While trading continues to be the company's chief revenue generator, telecoms represents its fastest-growing segment with companies in its portfolio including Pacific Link Communication, one of Hong Kong's largest mobile phone companies; Smart Communications, which falls under its Philippines-based arm, Metro Pacific; and PLDT – the largest integrated telecoms company in the Philippines
Among other principal investments – Indofood, one of the world’s largest noodle makers and the biggest food company listed in Indonesia; Philex, which is engaged in the exploration and mining of mineral resources; and PacificLight – which operates one of Singapore’s most efficient power plants.
The Group witnessed record-high earnings in 2022 with turnover rising 13% to US$10.3 billion, largely thanks to record-setting performances at its global food business and Singapore power investment.
“Our core holdings of Indofood, PLDT and MPIC – joined now by PLP – continue to promise a strong outlook, making us confident in the prospects for these core businesses,” the statement read.
Annual revenues: US$28,400
Chairman: Henry Cheng
Founded in 1929 by Cheng Yu-tung, the Group is an investment holding company engaged in the sale of jewellery via various subsidiaries – operating through a jewellery business in mainland China, a separate watch business there, and a business in Hong Kong.
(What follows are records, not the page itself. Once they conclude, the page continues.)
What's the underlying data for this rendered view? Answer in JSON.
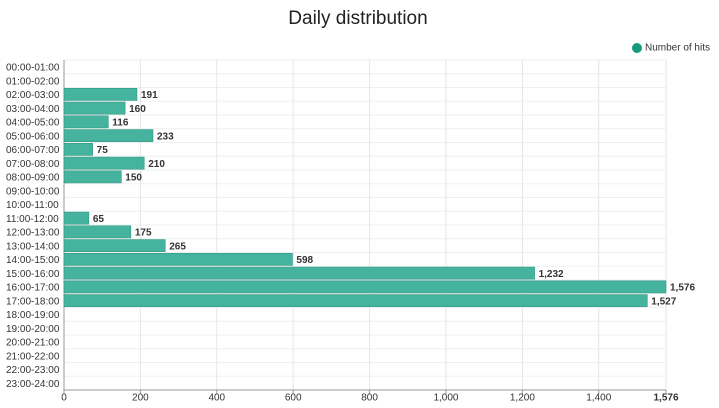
{
  "chart_data": {
    "type": "bar",
    "orientation": "horizontal",
    "title": "Daily distribution",
    "categories": [
      "00:00-01:00",
      "01:00-02:00",
      "02:00-03:00",
      "03:00-04:00",
      "04:00-05:00",
      "05:00-06:00",
      "06:00-07:00",
      "07:00-08:00",
      "08:00-09:00",
      "09:00-10:00",
      "10:00-11:00",
      "11:00-12:00",
      "12:00-13:00",
      "13:00-14:00",
      "14:00-15:00",
      "15:00-16:00",
      "16:00-17:00",
      "17:00-18:00",
      "18:00-19:00",
      "19:00-20:00",
      "20:00-21:00",
      "21:00-22:00",
      "22:00-23:00",
      "23:00-24:00"
    ],
    "series": [
      {
        "name": "Number of hits",
        "color": "#45b39d",
        "values": [
          null,
          null,
          191,
          160,
          116,
          233,
          75,
          210,
          150,
          null,
          null,
          65,
          175,
          265,
          598,
          1232,
          1576,
          1527,
          null,
          null,
          null,
          null,
          null,
          null
        ],
        "value_labels": [
          null,
          null,
          "191",
          "160",
          "116",
          "233",
          "75",
          "210",
          "150",
          null,
          null,
          "65",
          "175",
          "265",
          "598",
          "1,232",
          "1,576",
          "1,527",
          null,
          null,
          null,
          null,
          null,
          null
        ]
      }
    ],
    "xlim": [
      0,
      1576
    ],
    "xticks": [
      0,
      200,
      400,
      600,
      800,
      {
        "value": 1000,
        "label": "1,000"
      },
      {
        "value": 1200,
        "label": "1,200"
      },
      {
        "value": 1400,
        "label": "1,400"
      },
      {
        "value": 1576,
        "label": "1,576"
      }
    ],
    "grid": true,
    "legend": "top-right"
  }
}
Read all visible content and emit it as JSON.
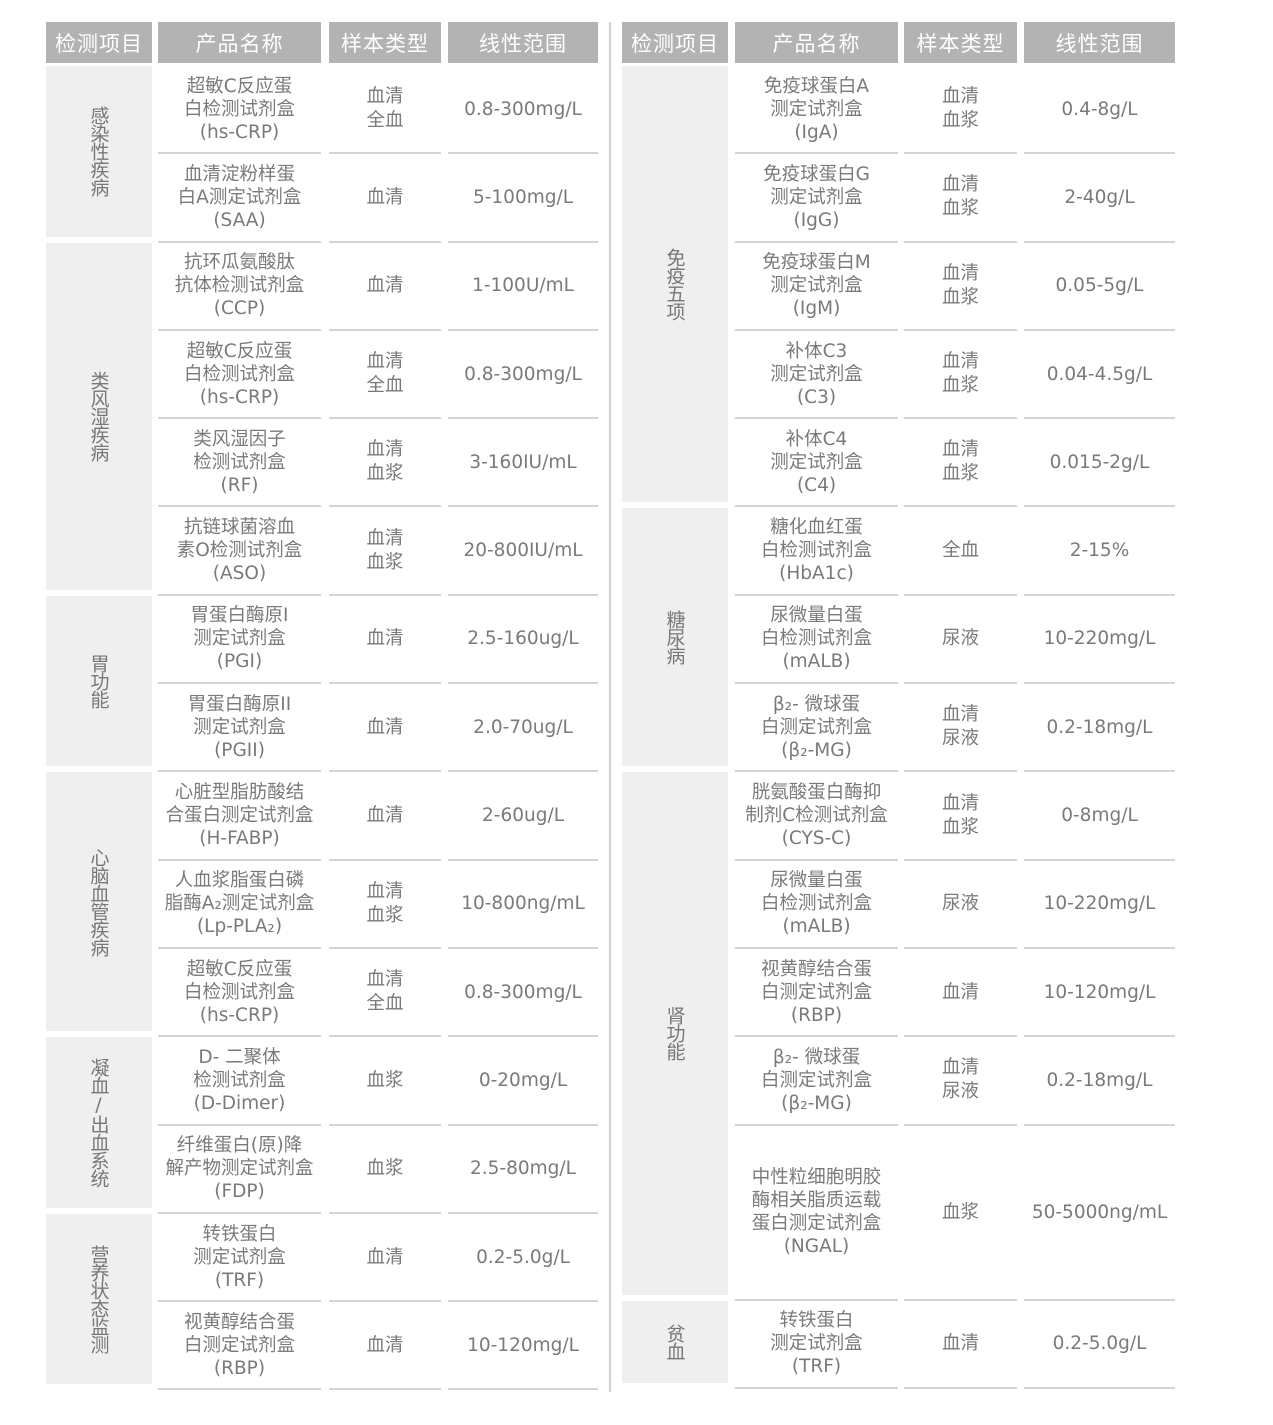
{
  "headers": [
    "检测项目",
    "产品名称",
    "样本类型",
    "线性范围"
  ],
  "left": [
    {
      "category": "感染性疾病",
      "rows": [
        {
          "name": [
            "超敏C反应蛋",
            "白检测试剂盒",
            "(hs-CRP)"
          ],
          "sample": [
            "血清",
            "全血"
          ],
          "range": "0.8-300mg/L"
        },
        {
          "name": [
            "血清淀粉样蛋",
            "白A测定试剂盒",
            "(SAA)"
          ],
          "sample": [
            "血清"
          ],
          "range": "5-100mg/L"
        }
      ]
    },
    {
      "category": "类风湿疾病",
      "rows": [
        {
          "name": [
            "抗环瓜氨酸肽",
            "抗体检测试剂盒",
            "(CCP)"
          ],
          "sample": [
            "血清"
          ],
          "range": "1-100U/mL"
        },
        {
          "name": [
            "超敏C反应蛋",
            "白检测试剂盒",
            "(hs-CRP)"
          ],
          "sample": [
            "血清",
            "全血"
          ],
          "range": "0.8-300mg/L"
        },
        {
          "name": [
            "类风湿因子",
            "检测试剂盒",
            "(RF)"
          ],
          "sample": [
            "血清",
            "血浆"
          ],
          "range": "3-160IU/mL"
        },
        {
          "name": [
            "抗链球菌溶血",
            "素O检测试剂盒",
            "(ASO)"
          ],
          "sample": [
            "血清",
            "血浆"
          ],
          "range": "20-800IU/mL"
        }
      ]
    },
    {
      "category": "胃功能",
      "rows": [
        {
          "name": [
            "胃蛋白酶原I",
            "测定试剂盒",
            "(PGI)"
          ],
          "sample": [
            "血清"
          ],
          "range": "2.5-160ug/L"
        },
        {
          "name": [
            "胃蛋白酶原II",
            "测定试剂盒",
            "(PGII)"
          ],
          "sample": [
            "血清"
          ],
          "range": "2.0-70ug/L"
        }
      ]
    },
    {
      "category": "心脑血管疾病",
      "rows": [
        {
          "name": [
            "心脏型脂肪酸结",
            "合蛋白测定试剂盒",
            "(H-FABP)"
          ],
          "sample": [
            "血清"
          ],
          "range": "2-60ug/L"
        },
        {
          "name": [
            "人血浆脂蛋白磷",
            "脂酶A₂测定试剂盒",
            "(Lp-PLA₂)"
          ],
          "sample": [
            "血清",
            "血浆"
          ],
          "range": "10-800ng/mL"
        },
        {
          "name": [
            "超敏C反应蛋",
            "白检测试剂盒",
            "(hs-CRP)"
          ],
          "sample": [
            "血清",
            "全血"
          ],
          "range": "0.8-300mg/L"
        }
      ]
    },
    {
      "category": "凝血/出血系统",
      "rows": [
        {
          "name": [
            "D- 二聚体",
            "检测试剂盒",
            "(D-Dimer)"
          ],
          "sample": [
            "血浆"
          ],
          "range": "0-20mg/L"
        },
        {
          "name": [
            "纤维蛋白(原)降",
            "解产物测定试剂盒",
            "(FDP)"
          ],
          "sample": [
            "血浆"
          ],
          "range": "2.5-80mg/L"
        }
      ]
    },
    {
      "category": "营养状态监测",
      "rows": [
        {
          "name": [
            "转铁蛋白",
            "测定试剂盒",
            "(TRF)"
          ],
          "sample": [
            "血清"
          ],
          "range": "0.2-5.0g/L"
        },
        {
          "name": [
            "视黄醇结合蛋",
            "白测定试剂盒",
            "(RBP)"
          ],
          "sample": [
            "血清"
          ],
          "range": "10-120mg/L"
        }
      ]
    }
  ],
  "right": [
    {
      "category": "免疫五项",
      "rows": [
        {
          "name": [
            "免疫球蛋白A",
            "测定试剂盒",
            "(IgA)"
          ],
          "sample": [
            "血清",
            "血浆"
          ],
          "range": "0.4-8g/L"
        },
        {
          "name": [
            "免疫球蛋白G",
            "测定试剂盒",
            "(IgG)"
          ],
          "sample": [
            "血清",
            "血浆"
          ],
          "range": "2-40g/L"
        },
        {
          "name": [
            "免疫球蛋白M",
            "测定试剂盒",
            "(IgM)"
          ],
          "sample": [
            "血清",
            "血浆"
          ],
          "range": "0.05-5g/L"
        },
        {
          "name": [
            "补体C3",
            "测定试剂盒",
            "(C3)"
          ],
          "sample": [
            "血清",
            "血浆"
          ],
          "range": "0.04-4.5g/L"
        },
        {
          "name": [
            "补体C4",
            "测定试剂盒",
            "(C4)"
          ],
          "sample": [
            "血清",
            "血浆"
          ],
          "range": "0.015-2g/L"
        }
      ]
    },
    {
      "category": "糖尿病",
      "rows": [
        {
          "name": [
            "糖化血红蛋",
            "白检测试剂盒",
            "(HbA1c)"
          ],
          "sample": [
            "全血"
          ],
          "range": "2-15%"
        },
        {
          "name": [
            "尿微量白蛋",
            "白检测试剂盒",
            "(mALB)"
          ],
          "sample": [
            "尿液"
          ],
          "range": "10-220mg/L"
        },
        {
          "name": [
            "β₂- 微球蛋",
            "白测定试剂盒",
            "(β₂-MG)"
          ],
          "sample": [
            "血清",
            "尿液"
          ],
          "range": "0.2-18mg/L"
        }
      ]
    },
    {
      "category": "肾功能",
      "rows": [
        {
          "name": [
            "胱氨酸蛋白酶抑",
            "制剂C检测试剂盒",
            "(CYS-C)"
          ],
          "sample": [
            "血清",
            "血浆"
          ],
          "range": "0-8mg/L"
        },
        {
          "name": [
            "尿微量白蛋",
            "白检测试剂盒",
            "(mALB)"
          ],
          "sample": [
            "尿液"
          ],
          "range": "10-220mg/L"
        },
        {
          "name": [
            "视黄醇结合蛋",
            "白测定试剂盒",
            "(RBP)"
          ],
          "sample": [
            "血清"
          ],
          "range": "10-120mg/L"
        },
        {
          "name": [
            "β₂- 微球蛋",
            "白测定试剂盒",
            "(β₂-MG)"
          ],
          "sample": [
            "血清",
            "尿液"
          ],
          "range": "0.2-18mg/L"
        },
        {
          "name": [
            "中性粒细胞明胶",
            "酶相关脂质运载",
            "蛋白测定试剂盒",
            "(NGAL)"
          ],
          "sample": [
            "血浆"
          ],
          "range": "50-5000ng/mL"
        }
      ]
    },
    {
      "category": "贫血",
      "rows": [
        {
          "name": [
            "转铁蛋白",
            "测定试剂盒",
            "(TRF)"
          ],
          "sample": [
            "血清"
          ],
          "range": "0.2-5.0g/L"
        }
      ]
    }
  ]
}
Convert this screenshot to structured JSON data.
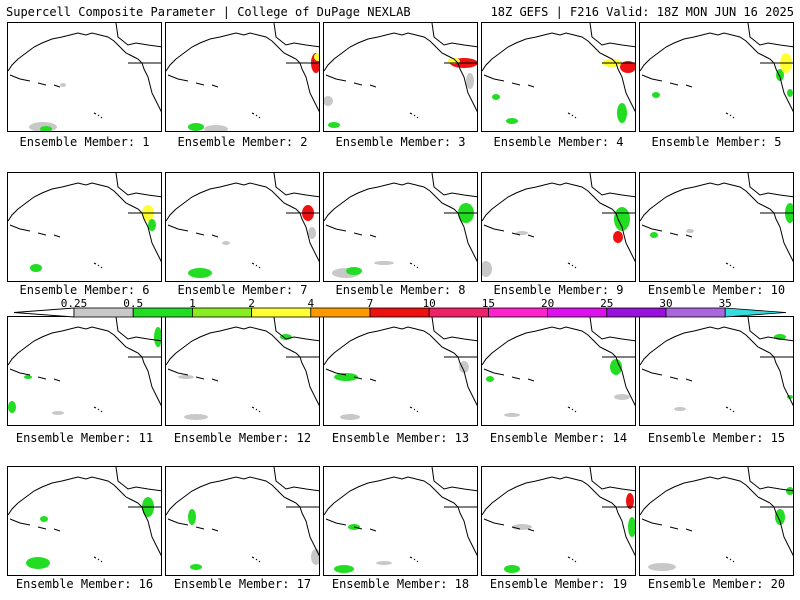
{
  "header": {
    "title": "Supercell Composite Parameter | College of DuPage NEXLAB",
    "run_info": "18Z GEFS | F216 Valid: 18Z MON JUN 16 2025"
  },
  "colorbar": {
    "ticks": [
      "0.25",
      "0.5",
      "1",
      "2",
      "4",
      "7",
      "10",
      "15",
      "20",
      "25",
      "30",
      "35"
    ],
    "colors": [
      "#c8c8c8",
      "#22dd22",
      "#88ee22",
      "#ffff33",
      "#ff9900",
      "#ee1111",
      "#ee2266",
      "#ff22cc",
      "#dd11ee",
      "#9911dd",
      "#aa66dd",
      "#33dddd"
    ]
  },
  "panels": [
    {
      "label": "Ensemble Member: 1"
    },
    {
      "label": "Ensemble Member: 2"
    },
    {
      "label": "Ensemble Member: 3"
    },
    {
      "label": "Ensemble Member: 4"
    },
    {
      "label": "Ensemble Member: 5"
    },
    {
      "label": "Ensemble Member: 6"
    },
    {
      "label": "Ensemble Member: 7"
    },
    {
      "label": "Ensemble Member: 8"
    },
    {
      "label": "Ensemble Member: 9"
    },
    {
      "label": "Ensemble Member: 10"
    },
    {
      "label": "Ensemble Member: 11"
    },
    {
      "label": "Ensemble Member: 12"
    },
    {
      "label": "Ensemble Member: 13"
    },
    {
      "label": "Ensemble Member: 14"
    },
    {
      "label": "Ensemble Member: 15"
    },
    {
      "label": "Ensemble Member: 16"
    },
    {
      "label": "Ensemble Member: 17"
    },
    {
      "label": "Ensemble Member: 18"
    },
    {
      "label": "Ensemble Member: 19"
    },
    {
      "label": "Ensemble Member: 20"
    }
  ]
}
The Fortune Global 2000 company is considered one of the largest diamond importers in mainland China, and widely known for its iconic, flagship jewellery brand Chow Tai Fook and curated retail experiences – along with other brands including Hearts on Fire, Enzo, Soinlove and Monlogue.
Now chaired by Henry Cheng, son of the founder, the Group has around nine members of the Cheng family working across its enterprises, with Henry Cheng & family now worth US$28.9 billion, according to Forbes.
The company, which listed on the Hong Kong stock exchange in 2011, has an extensive retail network in China, Japan, Korea, Southeast Asia, the US and Canada, as well as a fast-growing smart retail business.
Along with a portfolio of self-operated and franchised stores, the company also boasts a digital jewellery customisation platform. Investments in technology take centre stage for the company, with a dedicated data intelligence space for analytics management, and smart production and distribution with its Automated Logistics and Distribution Centre.